MANDAN, N.D. (KXNET) — In our Veterans Voices, we’ll be getting to know a man you might be familiar with. His name is Raymond Morrell, and he’s a county commissioner.

“Service doesn’t end with your EAS — your end of active service. It doesn’t end there,” said Ray Morrell, a former sergeant with the United States Marine Corps.

Morrell is a man who wears many hats — whether that be a hard hat, a cowboy hat, or a military cap.

“I believe I was about 12 years old when I was submitting, back then you get little tear-off tags in a magazine, so I was submitting those expressing interest in joining the Marine Corps, and I remember my mother making a comment about, she received a phone call from one of the recruiters one day and said, ‘you know, he’s only 12 years old.’ So, five years later at 17, I joined the Marine Corps, and I truly enjoyed it,” Morrell said.

Beginning in 1986, Morrell served in aviation ordinance.

“I loaded the aircraft, maintained the weapons system on the F4 and the F18 aircraft stationed out of Kaneohe, Hawaii,” recalled Morrell.

As time went on, his position changed, and he got the chance to train Marines who were deployed during the First Gulf War.

But Morrell’s time serving didn’t end with his EAS.

“In the military, you don’t even have to decide what to wear each day. Now, some people spend half an hour just trying to figure out what shirt they want to wear. But my first objective was ‘get a job.’ And with that, one thing led to another led to another. So, this job led to that job and that job led to that job. But each one also gave me that meaning and purpose,” said Morrell.

Some of Morrell’s many opportunities to serve beyond the Marines were: the North Dakota Honor Flight, the Morton County Commission, the Knights of Columbus, the Marine Corps League, and the North Dakota Cowboy Hall of Fame — of which he is a founding member.

He says his passion for service has opened many doors in his life.

“You have a passion, and that passion will drive you to certain opportunities — I’ll just isolate manage rodeo. It was a passion because I grew up next to the older rodeo facilities. So, when I was a kid, I’d sneak in. And I tried to help out just because I wanted to be a part.
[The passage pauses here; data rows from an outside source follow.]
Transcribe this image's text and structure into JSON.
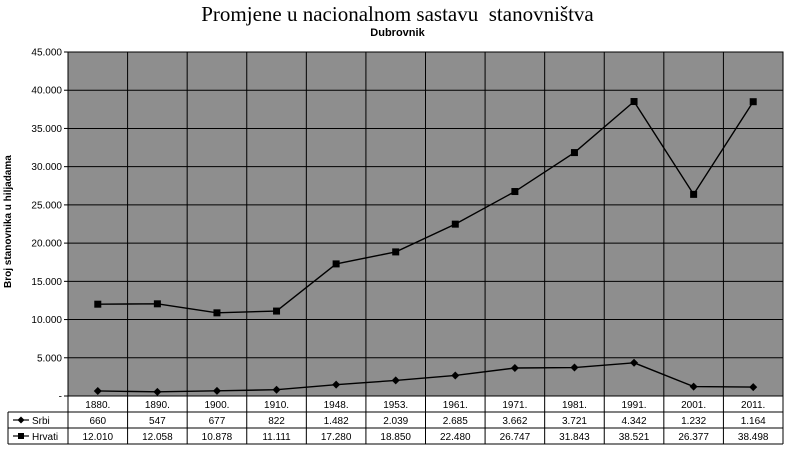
{
  "chart_data": {
    "type": "line",
    "title": "Promjene u nacionalnom sastavu  stanovništva",
    "subtitle": "Dubrovnik",
    "ylabel": "Broj stanovnika u hiljadama",
    "ylim": [
      0,
      45000
    ],
    "yticks": [
      "-",
      "5.000",
      "10.000",
      "15.000",
      "20.000",
      "25.000",
      "30.000",
      "35.000",
      "40.000",
      "45.000"
    ],
    "ytick_values": [
      0,
      5000,
      10000,
      15000,
      20000,
      25000,
      30000,
      35000,
      40000,
      45000
    ],
    "categories": [
      "1880.",
      "1890.",
      "1900.",
      "1910.",
      "1948.",
      "1953.",
      "1961.",
      "1971.",
      "1981.",
      "1991.",
      "2001.",
      "2011."
    ],
    "grid": true,
    "legend": "data table below plot",
    "series": [
      {
        "name": "Srbi",
        "marker": "diamond",
        "values": [
          660,
          547,
          677,
          822,
          1482,
          2039,
          2685,
          3662,
          3721,
          4342,
          1232,
          1164
        ],
        "labels": [
          "660",
          "547",
          "677",
          "822",
          "1.482",
          "2.039",
          "2.685",
          "3.662",
          "3.721",
          "4.342",
          "1.232",
          "1.164"
        ]
      },
      {
        "name": "Hrvati",
        "marker": "square",
        "values": [
          12010,
          12058,
          10878,
          11111,
          17280,
          18850,
          22480,
          26747,
          31843,
          38521,
          26377,
          38498
        ],
        "labels": [
          "12.010",
          "12.058",
          "10.878",
          "11.111",
          "17.280",
          "18.850",
          "22.480",
          "26.747",
          "31.843",
          "38.521",
          "26.377",
          "38.498"
        ]
      }
    ],
    "colors": {
      "plot_bg": "#8e8e8e",
      "line": "#000000",
      "grid": "#000000"
    }
  }
}
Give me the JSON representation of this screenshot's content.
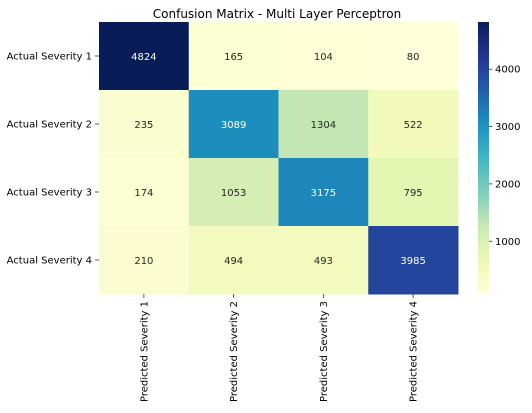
{
  "chart_data": {
    "type": "heatmap",
    "title": "Confusion Matrix - Multi Layer Perceptron",
    "xlabel": "",
    "ylabel": "",
    "row_labels": [
      "Actual Severity 1",
      "Actual Severity 2",
      "Actual Severity 3",
      "Actual Severity 4"
    ],
    "col_labels": [
      "Predicted Severity 1",
      "Predicted Severity 2",
      "Predicted Severity 3",
      "Predicted Severity 4"
    ],
    "values": [
      [
        4824,
        165,
        104,
        80
      ],
      [
        235,
        3089,
        1304,
        522
      ],
      [
        174,
        1053,
        3175,
        795
      ],
      [
        210,
        494,
        493,
        3985
      ]
    ],
    "colorbar": {
      "colormap": "YlGnBu",
      "vmin": 80,
      "vmax": 4824,
      "ticks": [
        "1000",
        "2000",
        "3000",
        "4000"
      ],
      "tick_values": [
        1000,
        2000,
        3000,
        4000
      ]
    },
    "grid": false
  }
}
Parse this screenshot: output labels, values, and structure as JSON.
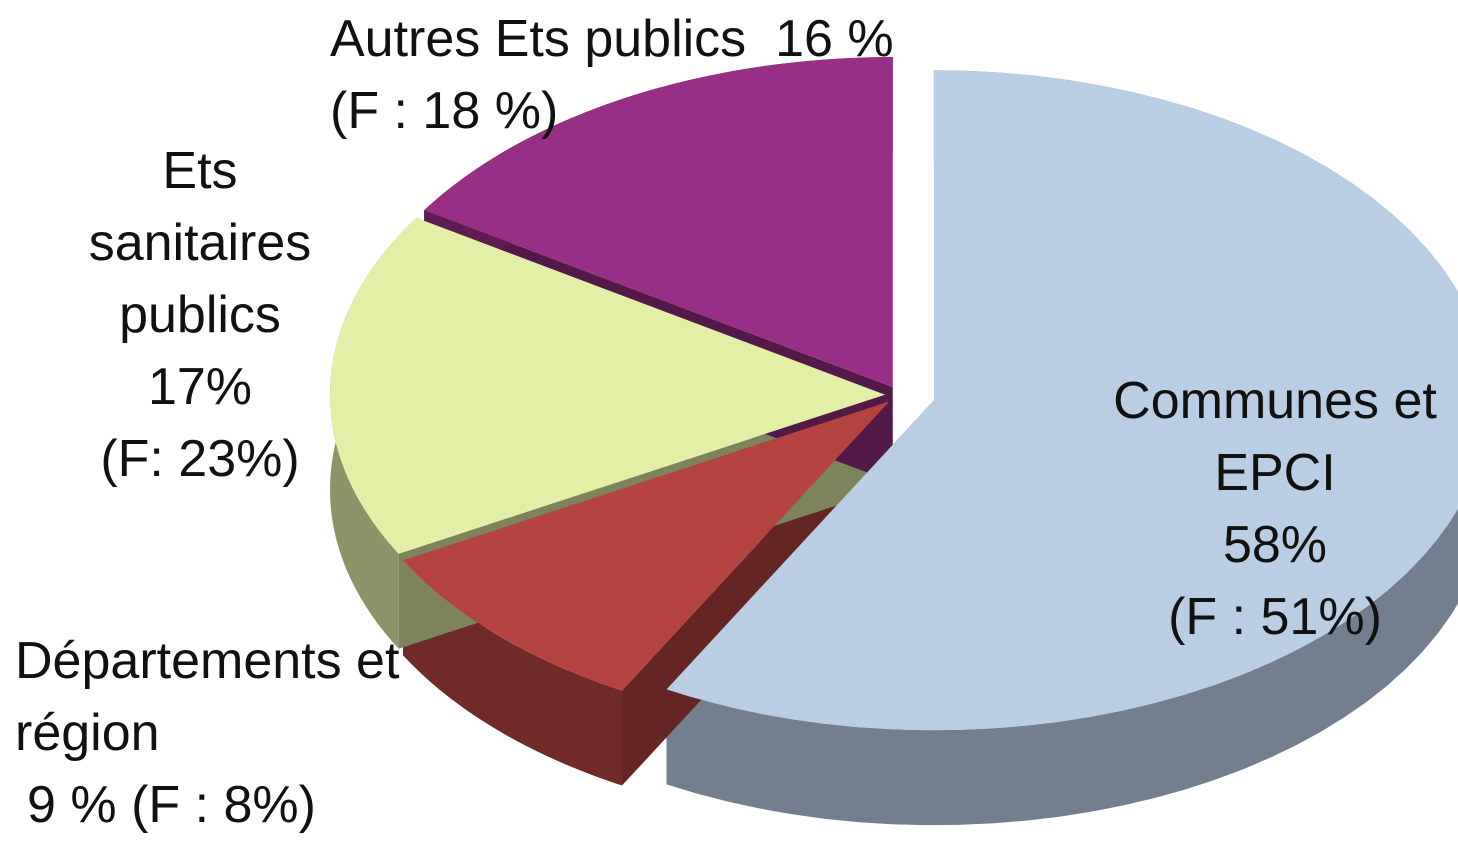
{
  "chart_data": {
    "type": "pie3d",
    "categories": [
      "Communes et EPCI",
      "Départements et région",
      "Ets sanitaires publics",
      "Autres Ets publics"
    ],
    "values": [
      58,
      9,
      17,
      16
    ],
    "value_labels": [
      "58%",
      "9 %",
      "17%",
      "16 %"
    ],
    "colors": [
      "#b9cde5",
      "#b5433f",
      "#e3eea6",
      "#962f85"
    ],
    "comparison": {
      "values": [
        51,
        8,
        23,
        18
      ],
      "value_labels": [
        "(F : 51%)",
        "(F : 8%)",
        "(F: 23%)",
        "(F : 18 %)"
      ]
    }
  }
}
And, lo and behold, years later, I became the chairman of it — which led me involved with the North Dakota Cowboy Hall of Fame,” Morrell said.

But his biggest passion lies beyond anything these opportunities can offer him.

“My biggest priority is honestly my family. I’ve got four kids, we are coming up to grandchild number six, and with that, I really embrace the opportunity I have with my grandkids, they’re still trying to figure out Papa’s sense of humor, sometimes they get it, sometimes they don’t. But when my kids call, I’m there,” Morrell explained.

Morrell’s passion for service has rubbed off on his family. Two of his four children have served in the military, one following in his footsteps as a Marine.

Two of Morrell’s brothers were also Marines — with one giving the ultimate sacrifice as he served our country.

And Morrell’s wife, Mary, has also gotten involved in service to the community alongside her husband.

This all goes to show that, although Morrell’s days in the Marines are long gone, his ‘Semper Fi’ spirit is with him till the end.

Morrell and his wife leave for Hawaii on Friday, where they will be reuniting with Morrell’s Marine buddies. There, they will get to visit their station for the first time in 33 years, and they’ll celebrate the birthday of the Marine Corps on November 10.